In Brown v. Shyne, 242 N.Y. 176, 179, 151 N.E. 197, 198, 44 A.L.R. 1407, the plaintiff recovered a judgment for $10,000 for damages alleged to have been sustained by her at the hands of a chiropractor who was not licensed to practice his profession. In reversing the judgment, the Court said:
". . . Thereafter the trial judge charged the jury that they might bring in a verdict in favor of the plaintiff if they found that the evidence established that the treatment given to the plaintiff was not in accordance with the standards of skill and care which prevail among those treating disease. He then continued:
"`This is a little different from the ordinary malpractice case, and I am going to allow you, if you think proper under the evidence in the case, to predicate negligence upon another theory. The public health laws of this state prescribe that no person shall practice medicine unless he is licensed so to do by the board of regents of this state and registered pursuant to statute. . . . This statute to which I have referred is a general police regulation. Its violation, and it has been violated by the defendant, is some evidence, more or less cogent, of negligence which you may consider for what it is worth, along with all the other evidence in the case. If the defendant attempted to treat the plaintiff and to adjust the vertebrae in her spine when he did not possess the requisite knowledge and skill as prescribed by the statute to know what was proper and necessary to do under the circumstances, or how to do it, even if he did know what to do, you can find him negligent.'
"In so charging the jury that from the violation of the statute the jury might infer negligence which produced injury to the plaintiff, the trial justice in my opinion erred.
". . . If violation of the statute has no direct bearing on the injury, proof of the violation becomes irrelevant. For injury caused by neglect of duty imposed by the penal law there is civil remedy; but, of course the injury must follow from the neglect."
In Bute v. Potts, 76 Cal. 304, 18 P. 329, the Court said:
". . . A certificate or diploma could be no proof that he (defendant) acted with skill in attending a given patient, or that he did not so act. His services as to skill or the contrary must be determined by his acts and conduct in attending the patient. It is the manner in which the services are performed that is the test of their character."
In Janssen v. Mulder, 232 Mich. 183, 205 N.W. 159, it was held that while the failure to comply with a licensing statute might subject a chiropractor to criminal prosecution, such a failure is not sufficient to support a charge of malpractice, but that to sustain such an action, the plaintiff must show that the result complained of was due to negligence or unskilled treatment.
Somewhat analogous is the case of Smith v. Swinehart, 1917, 209 Ill. App. 175, in which it was held in an action against a dentist to recover for negligent work performed by him and his employee, that evidence whether the employee was licensed was immaterial.
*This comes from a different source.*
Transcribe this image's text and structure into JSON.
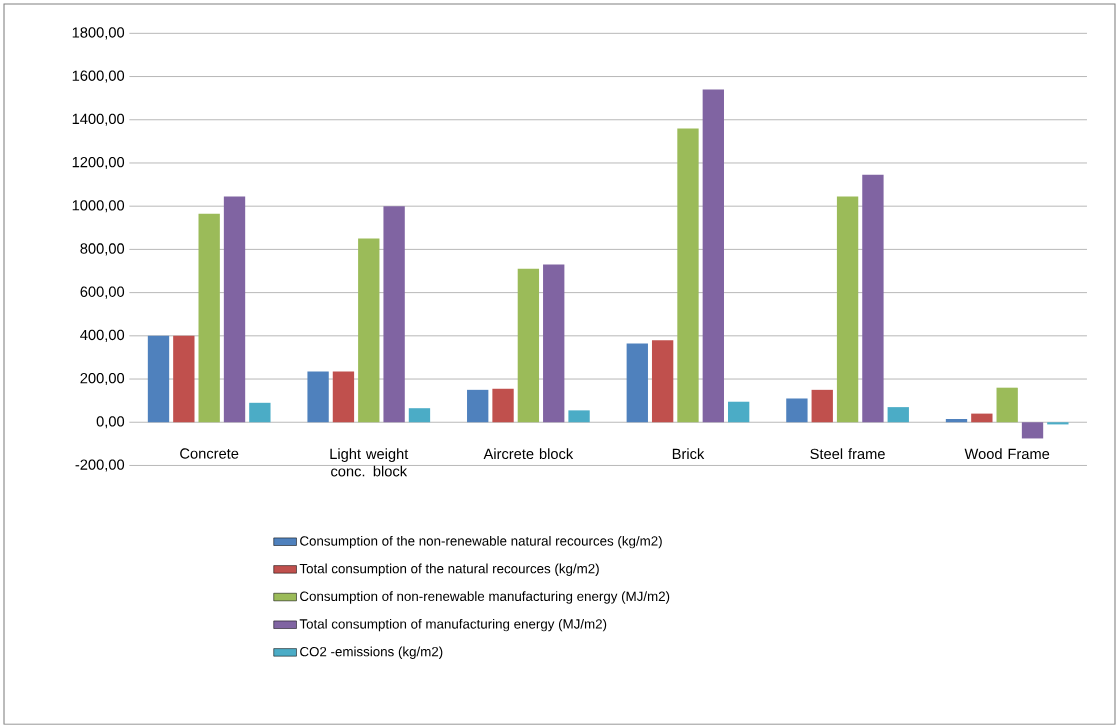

There is no averment in the declaration that the individual defendants did not in fact possess and did not in fact exercise the required degree of care and skill. The whole theory of both counts of the declaration is that the individual defendants were not legally qualified, in that they did not possess Tennessee licenses, and that therefore the mere act of their placing their hands on the plaintiff was unlawful and constituted an assault and battery.
We think the action of the trial judge in sustaining the demurrer was without error and the judgment is affirmed.